How to Hold ’em And Fold ’em
You can conduct your career transition to either spoil or strengthen your team, your organization and, most of all, your good name.
There are two succession transition mistakes a few leaders make at the end of their career – being too aggressive or too passive. Both are about the need for control.
Aggressively – Holdin’ on too long
There is a story in the Bible’s Old Testament about a king named Saul and his successor apparent named David. King Saul was very old, and it would have been wise for him to begin to prepare David to be the leader of his kingdom, but instead of letting go, mentoring, encouraging, and allowing his successor to experience and learn king-type leadership lessons, Saul gripped his reins of power even tighter. He became angry and lashed out, which is typically an initial reaction to fear of loss, but he never stopped trying to destroy David. People near him offered wise counsel, but instead of listening to others’ advice, he became more paranoid with fits of rage until, ultimately, he died leaving a legacy of disgrace. Because of Saul ego-driven, fear-driven reactions to letting go, David’s transition to king was fraught with struggles, and the kingdom came close to being destroyed. But because of David’s unshakable faith, character, and patience, he was anointed king and had a great deal of success. (To learn more, see 1 Samuel 9-31.)

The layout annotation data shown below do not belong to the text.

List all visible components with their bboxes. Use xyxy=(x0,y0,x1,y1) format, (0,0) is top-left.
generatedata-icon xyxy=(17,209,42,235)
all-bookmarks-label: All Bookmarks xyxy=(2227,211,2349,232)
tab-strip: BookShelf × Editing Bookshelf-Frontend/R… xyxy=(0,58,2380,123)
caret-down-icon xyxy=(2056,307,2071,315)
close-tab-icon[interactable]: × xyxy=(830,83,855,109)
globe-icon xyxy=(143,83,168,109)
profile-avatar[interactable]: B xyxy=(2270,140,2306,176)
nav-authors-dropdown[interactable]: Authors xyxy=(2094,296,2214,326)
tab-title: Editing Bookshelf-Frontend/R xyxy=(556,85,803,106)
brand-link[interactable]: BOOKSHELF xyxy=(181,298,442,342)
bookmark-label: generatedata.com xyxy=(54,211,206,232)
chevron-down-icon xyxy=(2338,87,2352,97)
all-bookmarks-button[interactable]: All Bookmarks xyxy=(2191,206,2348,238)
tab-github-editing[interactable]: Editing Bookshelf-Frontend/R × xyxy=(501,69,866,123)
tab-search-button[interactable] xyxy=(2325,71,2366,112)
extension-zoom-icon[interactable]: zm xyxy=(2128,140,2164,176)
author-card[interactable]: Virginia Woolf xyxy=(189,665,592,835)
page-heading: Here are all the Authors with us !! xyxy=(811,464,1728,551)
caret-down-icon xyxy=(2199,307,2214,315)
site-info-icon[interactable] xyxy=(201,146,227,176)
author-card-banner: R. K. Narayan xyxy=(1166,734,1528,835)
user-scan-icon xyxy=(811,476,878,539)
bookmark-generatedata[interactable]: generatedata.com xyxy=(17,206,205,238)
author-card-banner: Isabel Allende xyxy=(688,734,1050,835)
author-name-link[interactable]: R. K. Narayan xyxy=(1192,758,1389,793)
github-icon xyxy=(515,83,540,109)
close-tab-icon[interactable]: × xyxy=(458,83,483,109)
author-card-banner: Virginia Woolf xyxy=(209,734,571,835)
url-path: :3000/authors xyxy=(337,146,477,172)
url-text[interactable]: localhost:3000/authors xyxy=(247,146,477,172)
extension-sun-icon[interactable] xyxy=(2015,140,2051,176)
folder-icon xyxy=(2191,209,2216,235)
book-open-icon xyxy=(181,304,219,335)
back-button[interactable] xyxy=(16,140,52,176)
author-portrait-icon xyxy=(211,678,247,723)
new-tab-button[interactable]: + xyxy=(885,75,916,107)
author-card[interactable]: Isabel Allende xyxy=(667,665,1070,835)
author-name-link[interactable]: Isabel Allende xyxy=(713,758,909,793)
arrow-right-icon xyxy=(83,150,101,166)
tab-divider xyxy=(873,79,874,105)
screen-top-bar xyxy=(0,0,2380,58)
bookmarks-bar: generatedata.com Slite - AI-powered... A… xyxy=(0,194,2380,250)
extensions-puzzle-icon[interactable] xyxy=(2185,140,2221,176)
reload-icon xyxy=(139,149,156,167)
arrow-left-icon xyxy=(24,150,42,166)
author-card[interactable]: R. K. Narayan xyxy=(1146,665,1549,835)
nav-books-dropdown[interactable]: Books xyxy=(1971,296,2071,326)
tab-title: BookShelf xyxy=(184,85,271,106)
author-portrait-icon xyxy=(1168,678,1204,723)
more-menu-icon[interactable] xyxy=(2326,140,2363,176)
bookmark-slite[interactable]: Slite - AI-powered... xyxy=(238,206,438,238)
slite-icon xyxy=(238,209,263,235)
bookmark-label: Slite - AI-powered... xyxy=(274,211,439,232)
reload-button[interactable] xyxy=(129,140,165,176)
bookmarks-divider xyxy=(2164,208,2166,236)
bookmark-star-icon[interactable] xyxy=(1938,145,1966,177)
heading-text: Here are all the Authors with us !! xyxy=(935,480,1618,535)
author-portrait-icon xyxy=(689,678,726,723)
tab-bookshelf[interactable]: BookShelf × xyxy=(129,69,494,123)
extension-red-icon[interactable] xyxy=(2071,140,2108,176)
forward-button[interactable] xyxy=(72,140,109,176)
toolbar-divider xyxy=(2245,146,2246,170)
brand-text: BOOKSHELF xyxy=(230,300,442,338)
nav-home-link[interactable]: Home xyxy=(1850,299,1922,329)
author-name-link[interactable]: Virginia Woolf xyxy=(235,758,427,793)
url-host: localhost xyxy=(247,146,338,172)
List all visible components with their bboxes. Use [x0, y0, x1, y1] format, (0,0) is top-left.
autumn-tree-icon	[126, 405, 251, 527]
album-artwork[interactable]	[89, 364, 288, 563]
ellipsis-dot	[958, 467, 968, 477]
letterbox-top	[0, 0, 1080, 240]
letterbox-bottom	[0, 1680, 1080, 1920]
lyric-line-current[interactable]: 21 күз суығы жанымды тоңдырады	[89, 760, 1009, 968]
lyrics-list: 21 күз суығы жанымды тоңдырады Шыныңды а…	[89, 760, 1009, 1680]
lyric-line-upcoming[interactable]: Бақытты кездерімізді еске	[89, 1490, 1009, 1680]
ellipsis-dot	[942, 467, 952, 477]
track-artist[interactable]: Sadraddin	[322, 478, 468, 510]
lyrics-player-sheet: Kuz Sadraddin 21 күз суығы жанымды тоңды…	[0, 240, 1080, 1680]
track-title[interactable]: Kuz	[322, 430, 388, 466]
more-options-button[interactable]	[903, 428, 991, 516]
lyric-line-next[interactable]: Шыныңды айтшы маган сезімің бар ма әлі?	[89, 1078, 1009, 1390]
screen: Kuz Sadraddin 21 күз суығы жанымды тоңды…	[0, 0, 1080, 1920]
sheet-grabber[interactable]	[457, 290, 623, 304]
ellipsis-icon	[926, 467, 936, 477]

Passively – Foldin’ up too soon
I don’t have a Biblical story to illustrate this, but I worked for several years leading projects in a factory in the New Mexico. It seems every time we asked about when a task or project would get done, the answer would be “mañana.” You know mañana behavior in the retirement age manager who is no longer effective and has been hanging around too long. He or she has “retired in place.” They quit but just forget to leave. Their indecision is often more destructive than aggressive behavior, with team members feeling held hostage by a range of unstable of emotions. The mañana manager’s answer to when he or she will retire has been, for the past 10 years, “in three to five years” or “when the stock market gets better” or “I don’t know. What would I do if I retired? ” You want to say, “You’re not doing anything productive here so why don’t you go home and not do anything productive there.” The negative impact of this selfish when-the-time-get-right behavior lasts for decades in an organization.
Note: I’ve said all of this as if the soon-to-retire person has enough savings to live comfortably in retirement, because if that is not the case, then we all must do what we must do to get by.
Balance of Structure and Purpose
All humans are purpose-driven and structure-seeking beings. The real reason behind passive and aggressive behavior during career or life change is a void of purpose and/or structure. The only healthy solution I have found in 25 years of coaching is having a purposeful, structured plan for your transition through the immediate unknown into your imagined next new beginning.
Journal Entry: Are you near or at retirement age, major life shift or career change and allowing your need for control to erode your good name? If so, you have a choice. You can keep going down your passive or aggressive path and suffer the sad consequences, or you can talk with someone who can help you create a plan for the next phase in your leadership and life.